Dopo un paio di settimane, il dottore fu chiamato d’urgenza nel cuore della notte per un parto difficile. Mentre guidava a velocità sostenuta, d’improvviso si trovò di fronte uno scheletro umano sdraiato sull’asfalto. Per evitarlo sterzò bruscamente, perse il controllo del veicolo e andò a sbattere contro un albero. A nulla valsero il corno rosso, appeso allo specchietto retrovisore, e i santini sul parabrezza. Riavutosi dal colpo della strega, ritornò al punto in cui aveva visto nitidamente la macabra figura, ma lo scheletro era scomparso. La strada era libera. Rimase per diversi secondi immobile dallo sbigottimento, poi si affrettò a casa del contadino. Per fortuna, gli agnellini nacquero sani e salvi, pur essendo due: numero sfigato.
«Mi dispiace del ritardo ma ho avuto un incidente per colpa di uno scheletro sulla strada. Da non crederci. Ho ancora i brividi», esclamò il dottore, il terrore negli occhi.
«Uno scheletro? Oh, madonna mia! Ma lo sai che, qualche giorno fa, il parroco ha trovato l’altare quasi completamente sommerso di sale e ha dovuto fare un rito speciale, ritardando la celebrazione della messa? La cosa inquietante è che era un tipo di sale che in paese non usa nessuno. Aveva un colore ambrato…», aggiunse il contadino, mentre accudiva gli agnellini.
L’autorevole dottore rispose: «Sarà stato il sale integrale. Sciuri, credo che si chiami il sale integrale che si trova allo spaccio fuori del paese. Beh, strano davvero».

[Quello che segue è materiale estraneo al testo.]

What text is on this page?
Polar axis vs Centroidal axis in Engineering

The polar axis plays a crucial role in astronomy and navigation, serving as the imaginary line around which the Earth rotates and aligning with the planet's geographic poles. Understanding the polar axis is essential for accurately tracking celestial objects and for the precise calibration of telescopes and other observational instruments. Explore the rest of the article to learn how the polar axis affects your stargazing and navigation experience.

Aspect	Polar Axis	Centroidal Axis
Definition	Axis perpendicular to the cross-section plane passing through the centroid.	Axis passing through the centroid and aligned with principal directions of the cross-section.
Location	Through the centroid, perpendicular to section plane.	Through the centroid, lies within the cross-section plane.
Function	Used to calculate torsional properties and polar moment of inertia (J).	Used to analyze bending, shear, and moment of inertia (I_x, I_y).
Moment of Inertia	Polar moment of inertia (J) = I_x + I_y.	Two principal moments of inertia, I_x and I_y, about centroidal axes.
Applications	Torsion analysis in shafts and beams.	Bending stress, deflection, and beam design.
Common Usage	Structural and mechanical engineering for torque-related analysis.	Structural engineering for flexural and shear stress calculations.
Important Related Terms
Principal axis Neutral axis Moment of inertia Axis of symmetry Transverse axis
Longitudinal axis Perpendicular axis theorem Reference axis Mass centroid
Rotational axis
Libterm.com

La sera, in piazza, il ragioniere, il dottore, il contadino e il maresciallo si ritrovarono a chiacchierare, come erano soliti fare prima di cena.
«Siamo un paese di poche anime e non intendo sopportare altri malefici. Dobbiamo fare qualcosa per salvarci. Domattina andiamo dal sindaco», propose il ragioniere, risoluto.
«Sì, andiamo. Insieme valuteremo questa deplorevole situazione».

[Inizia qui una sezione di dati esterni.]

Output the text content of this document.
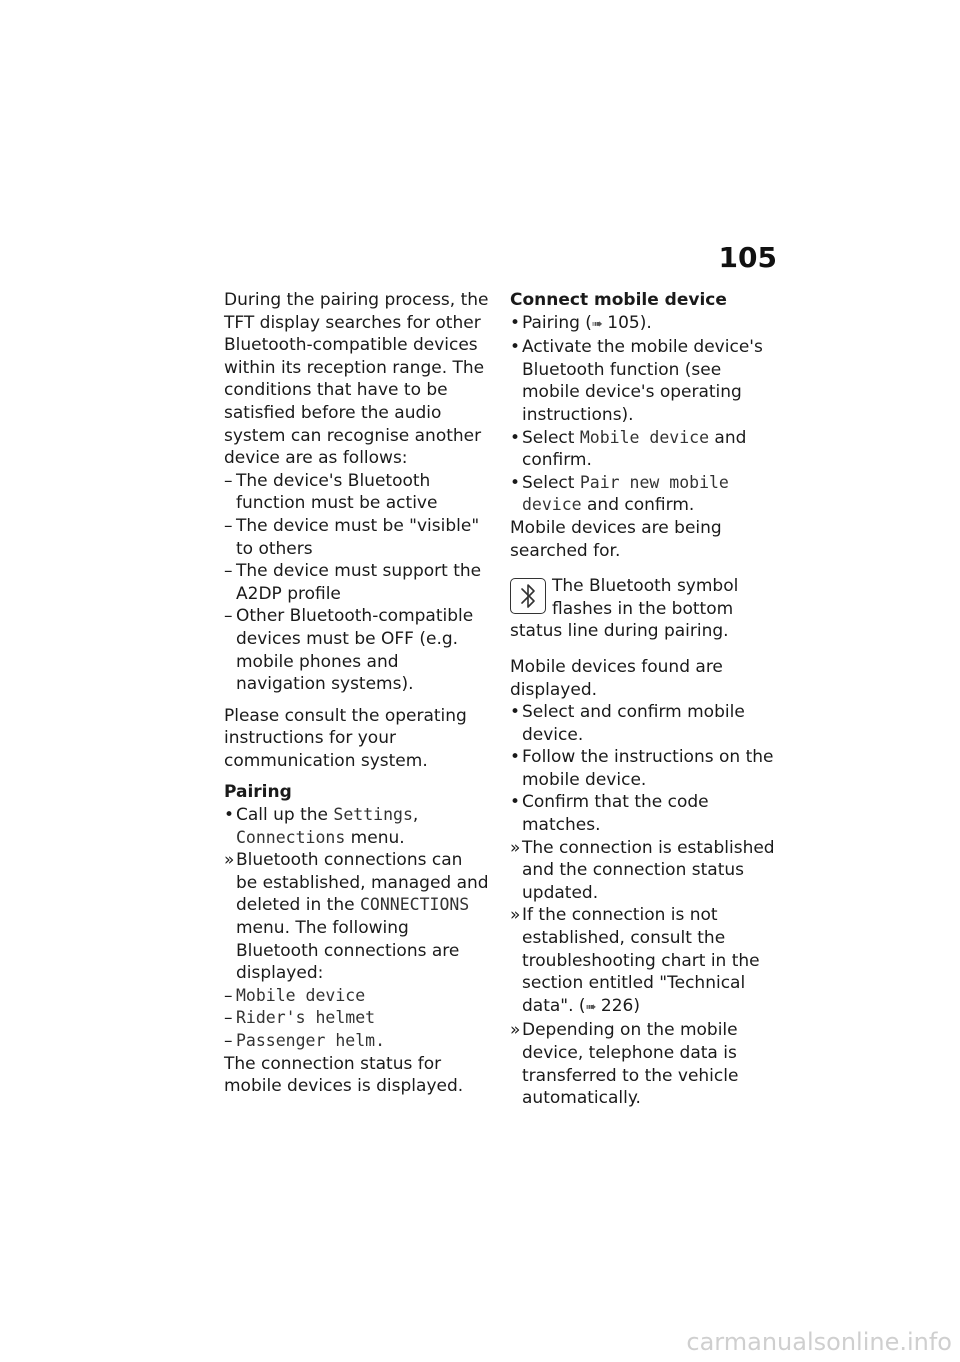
105

During the pairing process, the TFT display searches for other Bluetooth-compatible devices within its reception range. The conditions that have to be satisfied before the audio system can recognise another device are as follows:

– The device's Bluetooth function must be active
– The device must be "visible" to others
– The device must support the A2DP profile
– Other Bluetooth-compatible devices must be OFF (e.g. mobile phones and navigation systems).

Please consult the operating instructions for your communication system.

Pairing

• Call up the Settings, Connections menu.
» Bluetooth connections can be established, managed and deleted in the CONNECTIONS menu. The following Bluetooth connections are displayed:
– Mobile device
– Rider's helmet
– Passenger helm.

The connection status for mobile devices is displayed.

Connect mobile device

• Pairing (➠ 105).
• Activate the mobile device's Bluetooth function (see mobile device's operating instructions).
• Select Mobile device and confirm.
• Select Pair new mobile device and confirm.

Mobile devices are being searched for.

The Bluetooth symbol flashes in the bottom status line during pairing.

Mobile devices found are displayed.

• Select and confirm mobile device.
• Follow the instructions on the mobile device.
• Confirm that the code matches.
» The connection is established and the connection status updated.
» If the connection is not established, consult the troubleshooting chart in the section entitled "Technical data". (➠ 226)
» Depending on the mobile device, telephone data is transferred to the vehicle automatically.
carmanualsonline.info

Non aveva mai sofferto di un attacco così grave. Non riusciva a staccarsi dalla tazza del cesso. E da lì a mezz’ora sarebbero arrivati i suoi amici e compaesani per la riunione straordinaria.
«Qui il problema sta diventando serio. Un paese come il nostro, patrimonio dell’umanità, in preda a una maledizione simile. Perché di questo si tratta. Non ci sono dubbi», disse il dottore.
«Ma sindaco, non si sente bene?» chiese il maresciallo, spaventato dal colorito giallognolo sul viso del primo cittadino.
«Ho dei crampi fortissimi alla pancia. Non me li so spiegare. Non ho mai sofferto di dissenteria prima», rispose il sindaco seduto sul bordo della sedia, in posizione di partenza per il gabinetto.
«Ecco. Anche questo dimostra che siamo anime dannate. Quello che non capiamo, sindaco, è perché solo nelle ultime due settimane si sono concentrati così tanti episodi inquietanti», ribadì il contadino.
Il maresciallo dei carabinieri, colto da un’intuizione geniale, chiese a bruciapelo: «Scusate, ma quando abbiamo cacciato Filippa dal paese?».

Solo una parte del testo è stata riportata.